I have the honor to request permission for Mrs. Foster, child, and servant to accompany me to Hilton Head. Will you do me the favor to answer at once, as the steamer sails at 12 m.?


Major-General of Volunteers.


Washington City, May 22, 1864-9 p. m.

Major-General FOSTER,

New York:

Your dispatch of to-day has just reached me. Mrs. Foster and your children may accompany you. I was a good deal surprised to learn that you had not gone to your command before this time.


Secretary of War.

SAINT AUGUSTINE, FLA., May 22, 1864.

Captain W. L. M. BURGER,

Assistant Adjutant-General:

CAPTAIN: I arrived at this place last evening, and to-day we are ordered on an expedition into the interior by General Gordon.

Colonel Noble says he has not received the order to turn over the command of the post to me, and that he waits to receive it through the proper official channel. My leaving Hilton Head on the night of the 20th was more hasty than I liked, but in the high state of excitement in which I found my men, it seemed to be a matter of the first importance to get away with them as quickly as possible. The sight and conduct of the women had thrown them into such a state of excitement, bordering on mutiny, as I never saw before, and hope never to see again.

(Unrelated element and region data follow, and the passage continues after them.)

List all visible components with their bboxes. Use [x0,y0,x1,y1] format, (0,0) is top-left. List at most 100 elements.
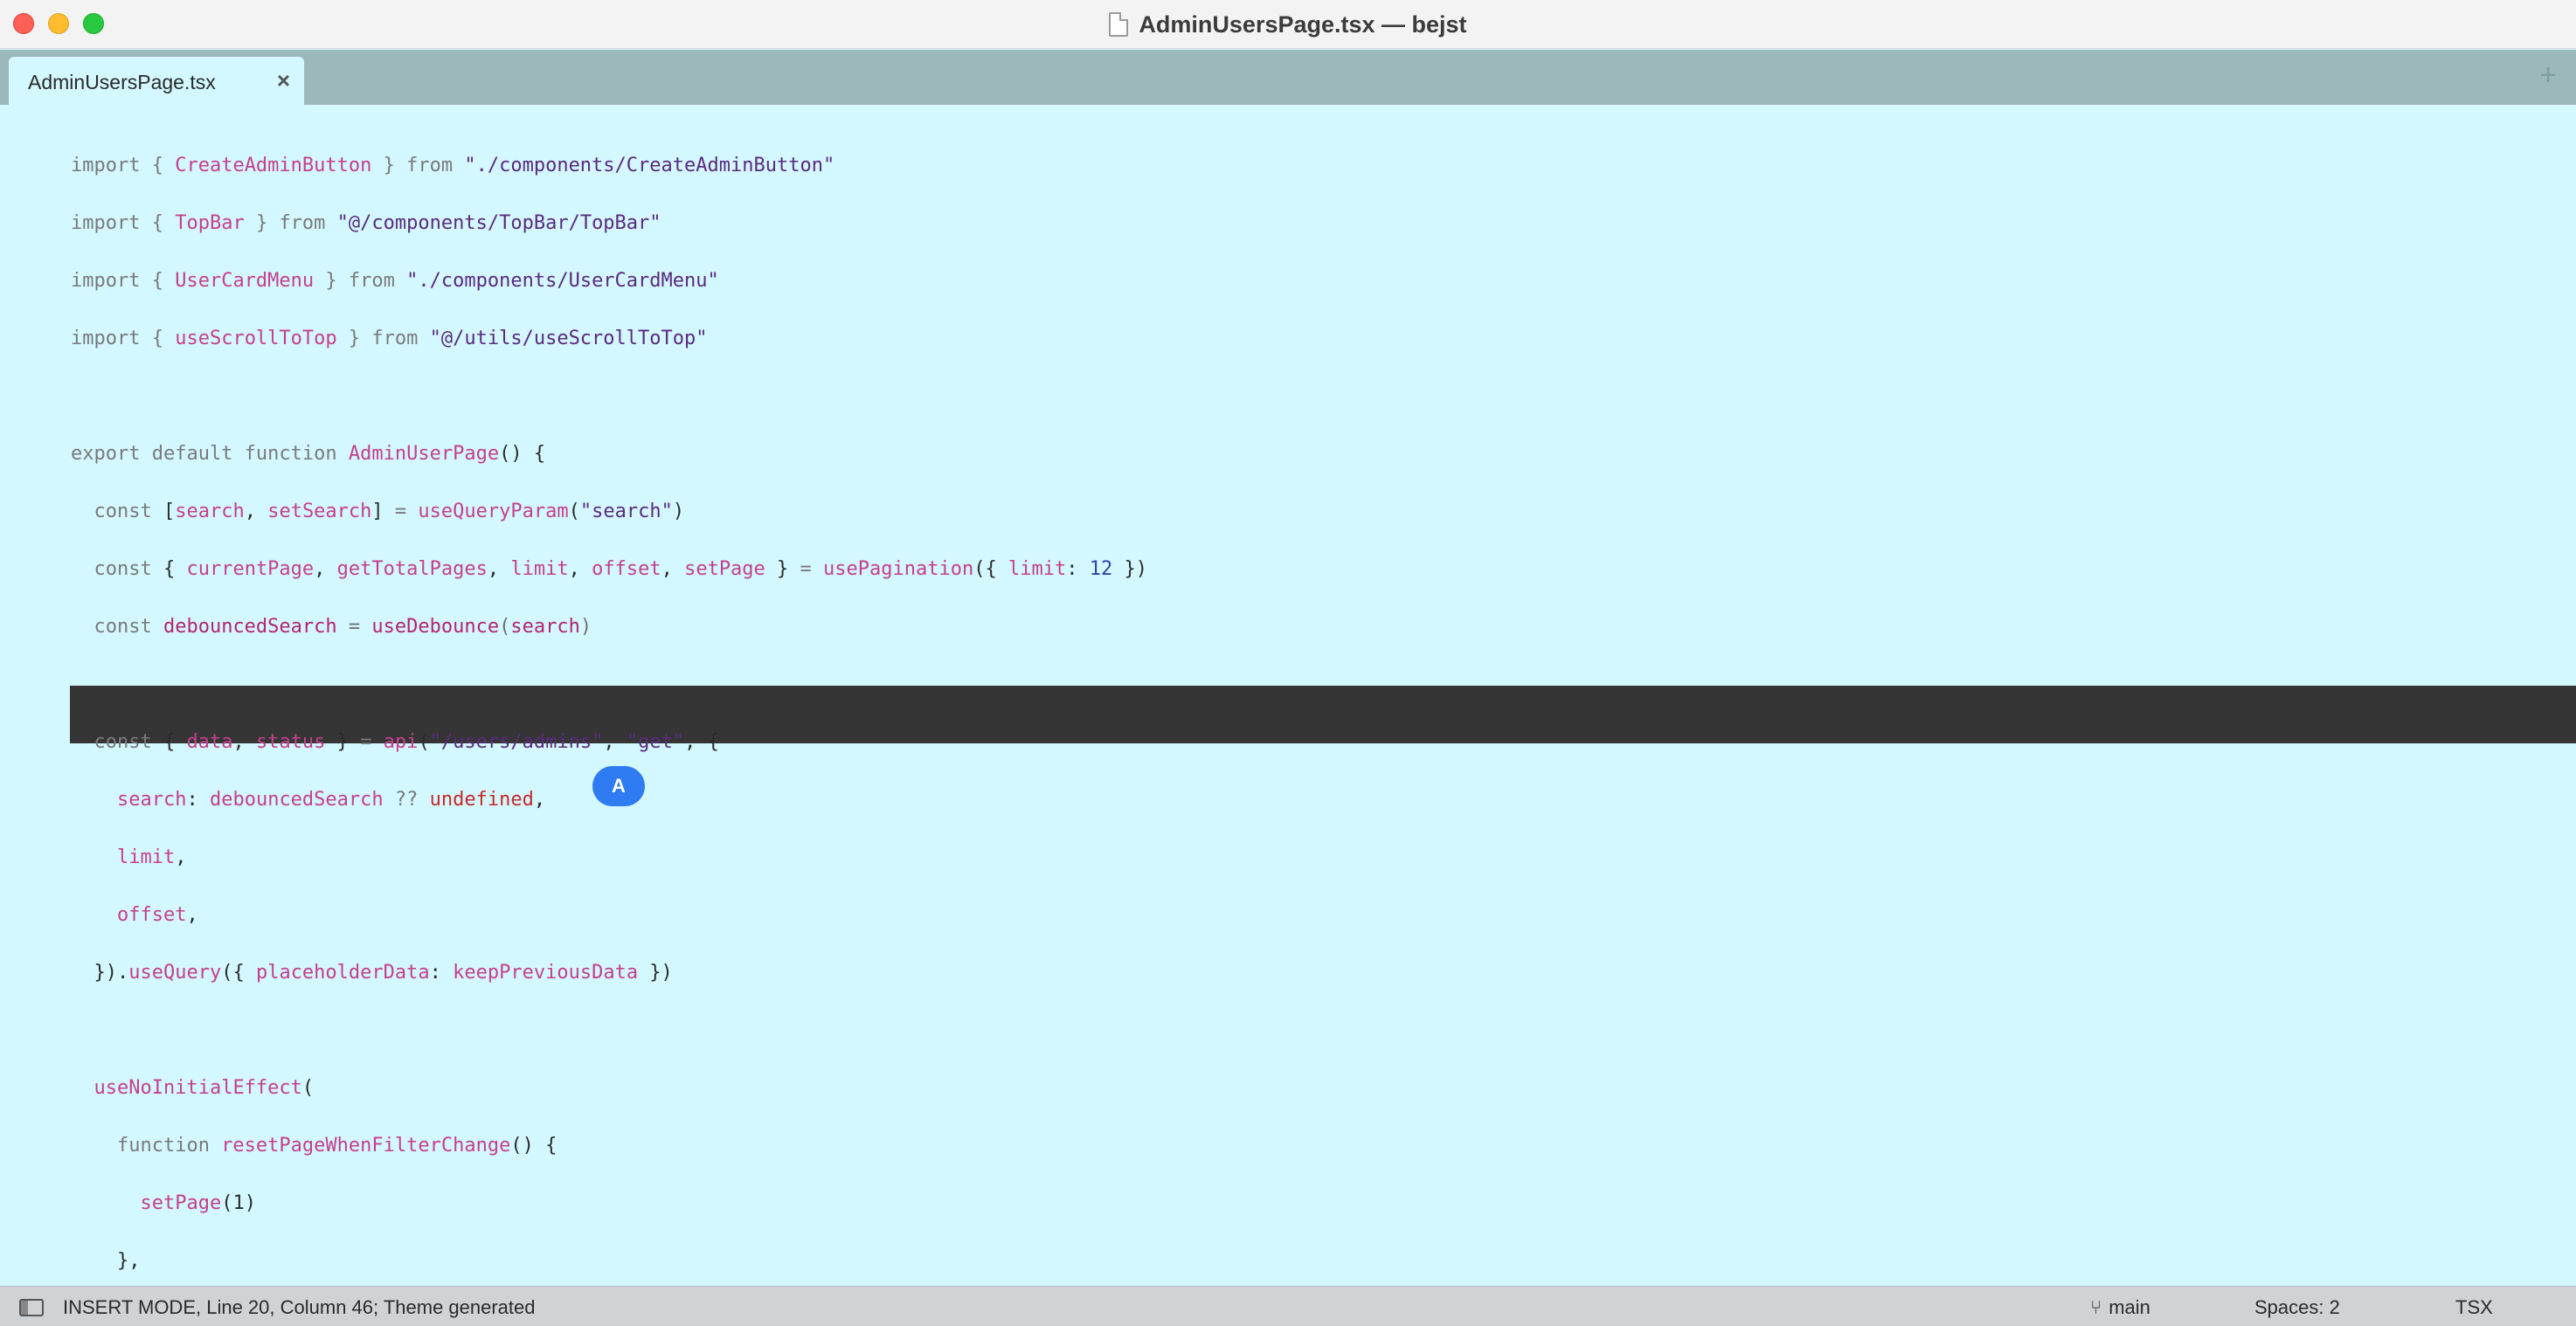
code-token: data [186,731,233,753]
git-branch-icon: ⑂ [2090,1296,2102,1318]
code-token: : [186,789,210,811]
code-token: limit [1008,558,1067,580]
code-token: import { [71,155,176,176]
code-token: UserCardMenu [175,270,315,292]
code-line[interactable]: import { useScrollToTop } from "@/utils/… [71,325,708,353]
code-token: "search" [579,501,673,522]
code-editor[interactable]: import { CreateAdminButton } from "./com… [0,105,2576,1286]
code-line[interactable]: export default function AdminUserPage() … [71,440,545,468]
tab-adminuserspage[interactable]: AdminUsersPage.tsx × [9,57,304,105]
new-tab-icon[interactable]: + [2539,59,2557,93]
tab-label: AdminUsersPage.tsx [28,71,216,93]
sidebar-toggle-icon[interactable] [19,1299,44,1316]
code-token: getTotalPages [336,558,488,580]
code-token: , [568,558,592,580]
code-token: useQuery [128,962,222,984]
code-token: api [383,731,419,753]
window-title: AdminUsersPage.tsx — bejst [0,0,2576,49]
code-token: search [116,789,187,811]
code-token: function [71,1135,222,1157]
code-line[interactable]: function resetPageWhenFilterChange() { [71,1132,557,1160]
code-token: ({ [221,962,256,984]
code-token: placeholderData [255,962,430,984]
code-line[interactable]: const { currentPage, getTotalPages, limi… [71,556,1146,584]
code-token: } [325,731,361,753]
code-token: "./components/CreateAdminButton" [464,155,835,176]
code-token: , [487,558,511,580]
code-token: currentPage [186,558,315,580]
code-token: "get" [626,731,685,753]
code-token: , [244,501,268,522]
code-line[interactable]: setPage(1) [71,1190,256,1218]
code-line[interactable]: import { TopBar } from "@/components/Top… [71,210,661,238]
code-token: , [661,558,685,580]
code-token: useDebounce [371,616,500,638]
code-token: import { [71,328,176,349]
code-token: debouncedSearch [209,789,384,811]
code-token: 12 [1089,558,1113,580]
editor-mode-status: INSERT MODE, Line 20, Column 46; Theme g… [63,1296,536,1318]
window-title-text: AdminUsersPage.tsx — bejst [1139,10,1467,38]
code-line[interactable]: offset, [71,901,198,929]
code-line[interactable]: const debouncedSearch = useDebounce(sear… [71,613,592,641]
tab-bar: AdminUsersPage.tsx × + [0,50,2576,105]
code-token: search [510,616,580,638]
indentation-setting[interactable]: Spaces: 2 [2254,1296,2340,1319]
code-token: "@/components/TopBar/TopBar" [336,212,661,234]
code-token: ) [672,501,685,522]
code-token: } from [314,270,407,292]
code-token: import { [71,212,176,234]
code-token: }) [638,962,673,984]
code-token: "/users/admins" [429,731,604,753]
code-token: offset [116,904,187,926]
code-token: } from [244,212,337,234]
code-token: , [314,558,337,580]
code-token: CreateAdminButton [175,155,372,176]
language-mode[interactable]: TSX [2455,1296,2493,1319]
code-token: ) [579,616,592,638]
code-line[interactable]: limit, [71,844,186,872]
code-token: const [71,731,163,753]
code-token: ({ [973,558,1008,580]
code-token: }, [71,1250,141,1272]
code-token: export default function [71,443,349,465]
code-token: () { [510,1135,557,1157]
code-token: const [71,616,163,638]
code-token: useNoInitialEffect [93,1077,302,1099]
code-line[interactable]: }, [71,1247,141,1275]
code-line[interactable]: search: debouncedSearch ?? undefined, [71,786,545,814]
code-line[interactable]: const [search, setSearch] = useQueryPara… [71,498,684,526]
code-token: search [175,501,245,522]
code-token: = [394,501,419,522]
code-token: { [163,558,187,580]
status-bar: INSERT MODE, Line 20, Column 46; Theme g… [0,1286,2576,1326]
code-token: undefined [429,789,534,811]
code-line[interactable]: import { UserCardMenu } from "./componen… [71,267,719,295]
code-token: , [603,731,627,753]
code-line[interactable]: const { data, status } = api("/users/adm… [71,729,718,756]
code-line[interactable]: useNoInitialEffect( [71,1074,315,1102]
close-tab-icon[interactable]: × [277,67,290,94]
git-branch[interactable]: ⑂ main [2090,1296,2150,1319]
code-token: const [71,501,163,522]
code-token: , [533,789,546,811]
code-token: ( [301,1077,315,1099]
code-token: TopBar [175,212,245,234]
code-token: ( [568,501,580,522]
code-token: useQueryParam [418,501,569,522]
code-token: [ [163,501,176,522]
code-token: : [1066,558,1090,580]
code-line[interactable]: }).useQuery({ placeholderData: keepPrevi… [71,959,673,987]
code-token: ( [418,731,430,753]
code-token: (1) [221,1192,256,1214]
code-token: ] [371,501,395,522]
code-token: "./components/UserCardMenu" [406,270,719,292]
code-line[interactable]: import { CreateAdminButton } from "./com… [71,152,834,180]
code-token: ?? [383,789,430,811]
code-token: setSearch [267,501,372,522]
code-token: status [255,731,326,753]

It was all over with them as soon as we got away, and they are now as gentle as ever. I have put a few of them in arrest, and have reduced one of the sergeants for refusing to assist in quelling the disturbance.

I have the honor to be, captain, your most obedient servant,


Colonel Thirty-fourth U. S. Colored Troops.

P. S.-The men had found liquor somewhere, but from whom they obtained it I have not been able to learn. Some of the men were intoxicated, and much, if not all, of the mutinous conduct can, I think, be attributed to that cause.